As a child, I behaved well in school, loved to read and had a near-eidetic, or photographic, memory. This all served me well and the academic side of school was a breeze. On the other hand, I was very shy and my social status was a bit shaky. Because I was almost always at the top of my class in a group where that counted for something -- it was a college town, after all -- , I had some points going into the game. But I was not good at games themselves and preferred to play with just one or two friends. So I was a bit of a fringe presence, not really an A-list first grader. This somewhat ambiguous status lasted until my junior year in high school.

I mentioned not being good at sports and games. There was a physical reason for this as well as psychological elements. When I was born, I was noticeably pigeon-toed. The doctors told my mother that the muscles in my legs were too strong for the bones, resulting in the muscles pulling my legs in and turning my feet toward one another. For a while before I started school, I had to wear a brace on my feet that tried to force them into the proper position. This was painful and I hated it. I also was supposed to sit with my legs folded under behind me with my feet turned out while I rested my body weight on the feet. 

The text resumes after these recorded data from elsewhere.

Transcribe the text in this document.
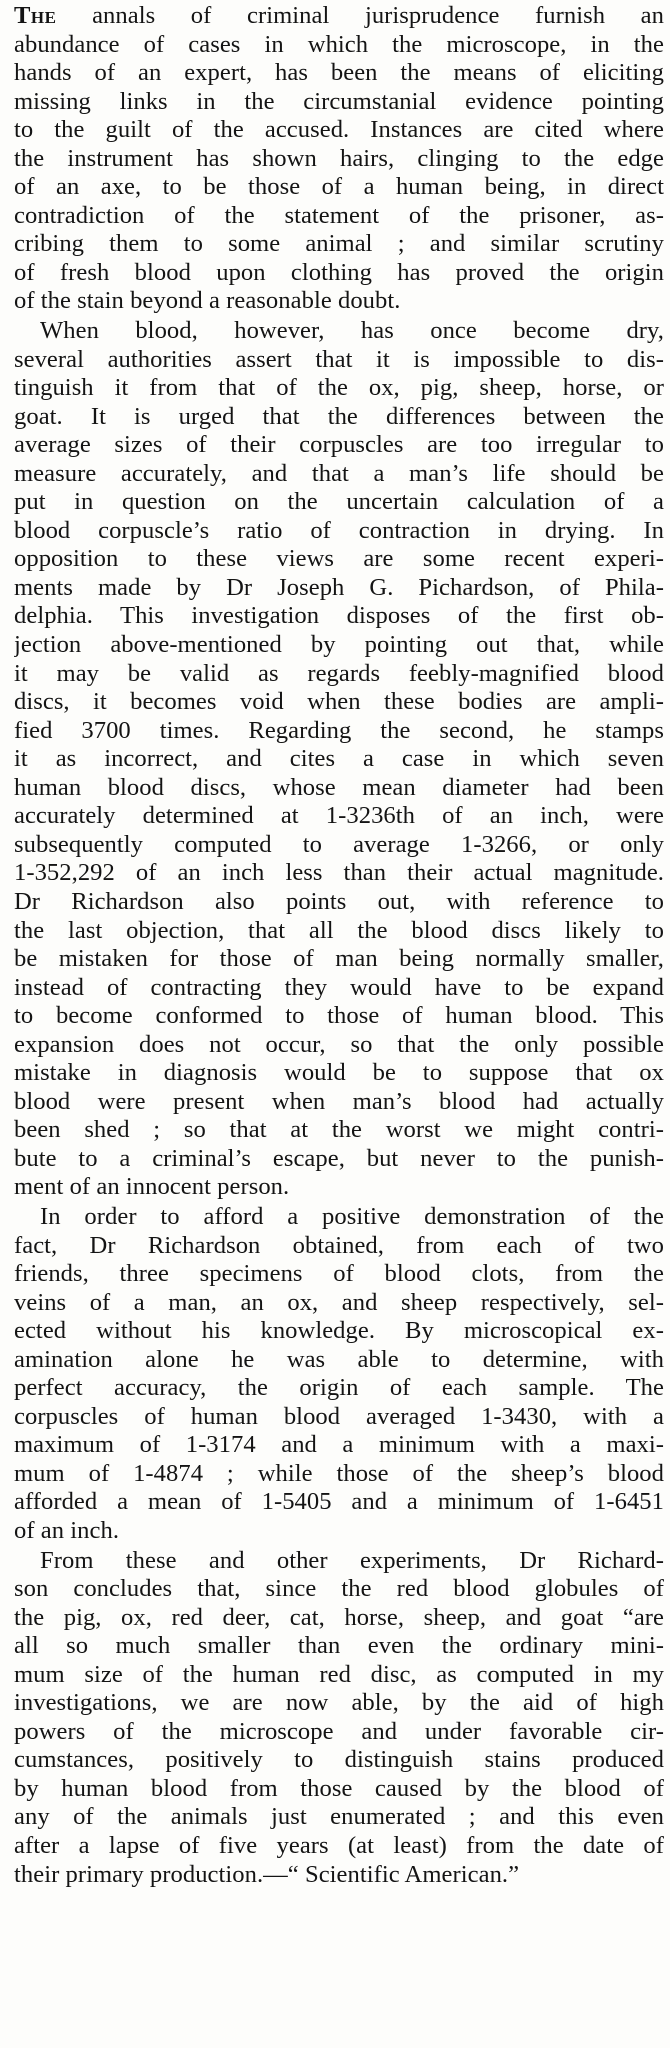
The annals of criminal jurisprudence furnish an
abundance of cases in which the microscope, in the
hands of an expert, has been the means of eliciting
missing links in the circumstanial evidence pointing
to the guilt of the accused. Instances are cited where
the instrument has shown hairs, clinging to the edge
of an axe, to be those of a human being, in direct
contradiction of the statement of the prisoner, as-
cribing them to some animal ; and similar scrutiny
of fresh blood upon clothing has proved the origin
of the stain beyond a reasonable doubt.

When blood, however, has once become dry,
several authorities assert that it is impossible to dis-
tinguish it from that of the ox, pig, sheep, horse, or
goat. It is urged that the differences between the
average sizes of their corpuscles are too irregular to
measure accurately, and that a man’s life should be
put in question on the uncertain calculation of a
blood corpuscle’s ratio of contraction in drying. In
opposition to these views are some recent experi-
ments made by Dr Joseph G. Pichardson, of Phila-
delphia. This investigation disposes of the first ob-
jection above-mentioned by pointing out that, while
it may be valid as regards feebly-magnified blood
discs, it becomes void when these bodies are ampli-
fied 3700 times. Regarding the second, he stamps
it as incorrect, and cites a case in which seven
human blood discs, whose mean diameter had been
accurately determined at 1-3236th of an inch, were
subsequently computed to average 1-3266, or only
1-352,292 of an inch less than their actual magnitude.
Dr Richardson also points out, with reference to
the last objection, that all the blood discs likely to
be mistaken for those of man being normally smaller,
instead of contracting they would have to be expand
to become conformed to those of human blood. This
expansion does not occur, so that the only possible
mistake in diagnosis would be to suppose that ox
blood were present when man’s blood had actually
been shed ; so that at the worst we might contri-
bute to a criminal’s escape, but never to the punish-
ment of an innocent person.

In order to afford a positive demonstration of the
fact, Dr Richardson obtained, from each of two
friends, three specimens of blood clots, from the
veins of a man, an ox, and sheep respectively, sel-
ected without his knowledge. By microscopical ex-
amination alone he was able to determine, with
perfect accuracy, the origin of each sample. The
corpuscles of human blood averaged 1-3430, with a
maximum of 1-3174 and a minimum with a maxi-
mum of 1-4874 ; while those of the sheep’s blood
afforded a mean of 1-5405 and a minimum of 1-6451
of an inch.

From these and other experiments, Dr Richard-
son concludes that, since the red blood globules of
the pig, ox, red deer, cat, horse, sheep, and goat “are
all so much smaller than even the ordinary mini-
mum size of the human red disc, as computed in my
investigations, we are now able, by the aid of high
powers of the microscope and under favorable cir-
cumstances, positively to distinguish stains produced
by human blood from those caused by the blood of
any of the animals just enumerated ; and this even
after a lapse of five years (at least) from the date of
their primary production.—“ Scientific American.”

Later I learned that, except for forcing the feet outward, this was a traditional Carmelite position for prayer. As a child, it only made me unhappy. As an adult friar, it did facilitate focus and calm. What goes around comes around, but perhaps in an unexpected way.

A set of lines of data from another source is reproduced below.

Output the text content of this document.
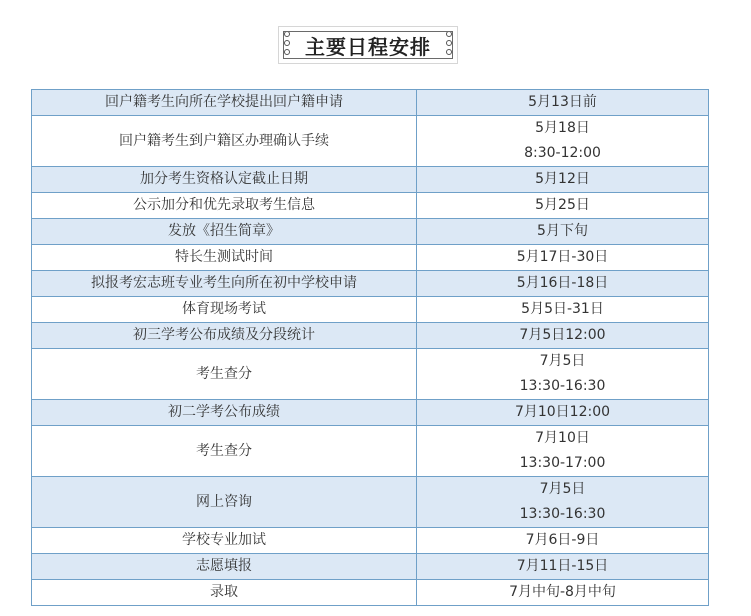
主要日程安排
回户籍考生向所在学校提出回户籍申请	5月13日前

回户籍考生到户籍区办理确认手续	5月18日
8:30-12:00

加分考生资格认定截止日期	5月12日

公示加分和优先录取考生信息	5月25日

发放《招生简章》	5月下旬

特长生测试时间	5月17日-30日

拟报考宏志班专业考生向所在初中学校申请	5月16日-18日

体育现场考试	5月5日-31日

初三学考公布成绩及分段统计	7月5日12:00

考生查分	7月5日
13:30-16:30

初二学考公布成绩	7月10日12:00

考生查分	7月10日
13:30-17:00

网上咨询	7月5日
13:30-16:30

学校专业加试	7月6日-9日

志愿填报	7月11日-15日

录取	7月中旬-8月中旬
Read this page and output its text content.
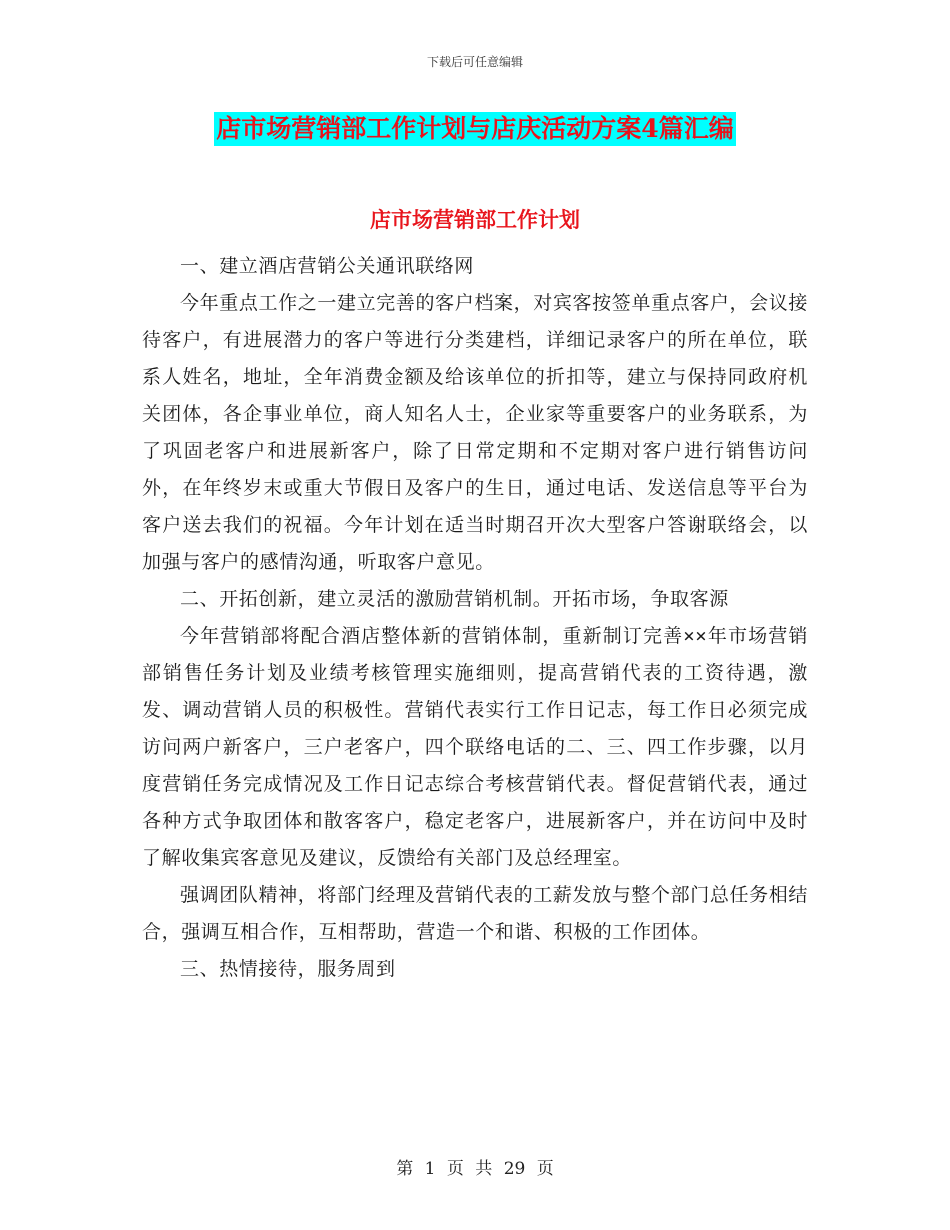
下载后可任意编辑
店市场营销部工作计划与店庆活动方案4篇汇编
店市场营销部工作计划

一、建立酒店营销公关通讯联络网

今年重点工作之一建立完善的客户档案，对宾客按签单重点客户，会议接待客户，有进展潜力的客户等进行分类建档，详细记录客户的所在单位，联系人姓名，地址，全年消费金额及给该单位的折扣等，建立与保持同政府机关团体，各企事业单位，商人知名人士，企业家等重要客户的业务联系，为了巩固老客户和进展新客户，除了日常定期和不定期对客户进行销售访问外，在年终岁末或重大节假日及客户的生日，通过电话、发送信息等平台为客户送去我们的祝福。今年计划在适当时期召开次大型客户答谢联络会，以加强与客户的感情沟通，听取客户意见。

二、开拓创新，建立灵活的激励营销机制。开拓市场，争取客源

今年营销部将配合酒店整体新的营销体制，重新制订完善××年市场营销部销售任务计划及业绩考核管理实施细则，提高营销代表的工资待遇，激发、调动营销人员的积极性。营销代表实行工作日记志，每工作日必须完成访问两户新客户，三户老客户，四个联络电话的二、三、四工作步骤，以月度营销任务完成情况及工作日记志综合考核营销代表。督促营销代表，通过各种方式争取团体和散客客户，稳定老客户，进展新客户，并在访问中及时了解收集宾客意见及建议，反馈给有关部门及总经理室。

强调团队精神，将部门经理及营销代表的工薪发放与整个部门总任务相结合，强调互相合作，互相帮助，营造一个和谐、积极的工作团体。

三、热情接待，服务周到

第 1 页 共 29 页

Because of the problem with my feet and legs, I did not play and run around outside as much as most kids. I learned to find my pleasure sitting and looking through books, eventually sitting and reading. This of course paid big dividends academically in school, but the tendency to isolate and entertain myself cost me in the social arena.

Because of my clumsiness and shyness, I was subjected to a bit of bullying. One kid who later grew up to become part of my closest circle, beat me up regularly, even before we were in school together. His father and mine had been in college together and helped one another build the houses that we, their sons, grew up in. So we spent a certain amount of time together as kids, and it did not go well for me.

Once school started, though, this changed and we became tolerant of one another and eventually friends. Later in high school, we were rivals for the same girl’s attention, a one-sided combat that I clearly lost. We remained friends, nonetheless, often double-dating. My freshman year in college, when I was at Michigan State and Rodney was at Sam Houston State back home, I got a phone call from Huntsville, telling me that he had died in a freak construction accident on campus. It was something unexpected and it broke my heart. We were both eighteen at the time, and he had been a significant part of my life for fourteen years. I missed him more than I would have thought possible.